Site of Farragh Castle, Farragh, Co. Mayo
On elevated pastureland in County Mayo, a low knoll marks the spot where Farragh Castle once stood.
Site of Farragh Castle, Farragh, Co. Mayo
The castle appears on the Down Survey Barony map from 1656-8, and by 1838 it was recorded as a square building measuring roughly 10 metres across. The Ordnance Survey Letters from that year describe “the ruins of a castle and bawne” in the townland of Farragh, though the defensive bawn wall that once surrounded the castle has left no trace behind.

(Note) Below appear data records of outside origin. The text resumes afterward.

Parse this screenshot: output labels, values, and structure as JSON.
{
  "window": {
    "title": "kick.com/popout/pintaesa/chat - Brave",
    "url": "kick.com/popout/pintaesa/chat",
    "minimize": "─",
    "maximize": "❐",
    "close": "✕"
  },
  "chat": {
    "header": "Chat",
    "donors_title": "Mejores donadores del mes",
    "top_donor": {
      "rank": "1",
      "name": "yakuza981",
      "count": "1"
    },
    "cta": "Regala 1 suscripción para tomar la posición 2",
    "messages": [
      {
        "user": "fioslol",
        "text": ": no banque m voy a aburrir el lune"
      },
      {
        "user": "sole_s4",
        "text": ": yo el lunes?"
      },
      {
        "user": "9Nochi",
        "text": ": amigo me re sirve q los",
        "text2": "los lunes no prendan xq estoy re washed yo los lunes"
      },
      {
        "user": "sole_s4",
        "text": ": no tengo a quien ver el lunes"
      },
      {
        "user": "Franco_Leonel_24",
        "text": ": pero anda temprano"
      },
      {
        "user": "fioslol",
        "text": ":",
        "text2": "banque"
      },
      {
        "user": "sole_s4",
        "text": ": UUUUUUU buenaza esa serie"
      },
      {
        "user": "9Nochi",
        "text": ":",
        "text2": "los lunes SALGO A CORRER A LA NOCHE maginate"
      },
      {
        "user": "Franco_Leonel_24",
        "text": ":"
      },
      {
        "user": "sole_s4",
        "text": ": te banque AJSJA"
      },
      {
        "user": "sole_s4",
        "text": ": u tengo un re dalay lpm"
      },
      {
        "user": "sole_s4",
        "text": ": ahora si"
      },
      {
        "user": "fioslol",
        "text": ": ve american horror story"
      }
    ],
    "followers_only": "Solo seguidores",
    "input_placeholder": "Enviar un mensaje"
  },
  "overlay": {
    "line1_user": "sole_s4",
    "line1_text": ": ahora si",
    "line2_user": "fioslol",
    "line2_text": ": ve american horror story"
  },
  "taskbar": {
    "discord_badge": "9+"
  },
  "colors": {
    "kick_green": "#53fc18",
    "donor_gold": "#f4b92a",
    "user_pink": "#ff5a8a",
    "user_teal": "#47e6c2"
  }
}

The castle’s decline was swift; by the time surveyors returned in 1929, the building had vanished entirely, leaving only a notation on maps reading “Farragh Castle (Site of)”. The strategic positioning on the knoll wasn’t merely defensive; a stream was cleverly diverted around its eastern and southern base to power a flax mill that operated southeast of the castle. This mill, marked as already in ruins on the 1929 map, has also disappeared without trace.
Today, visitors to this quiet corner of Mayo will find little evidence of the castle that once commanded this spot, or of the industrial activity that buzzed nearby. The landscape has reclaimed both the medieval fortification and its later industrial neighbour, leaving only the gentle rise of the knoll and the meandering stream as hints of the site’s layered past.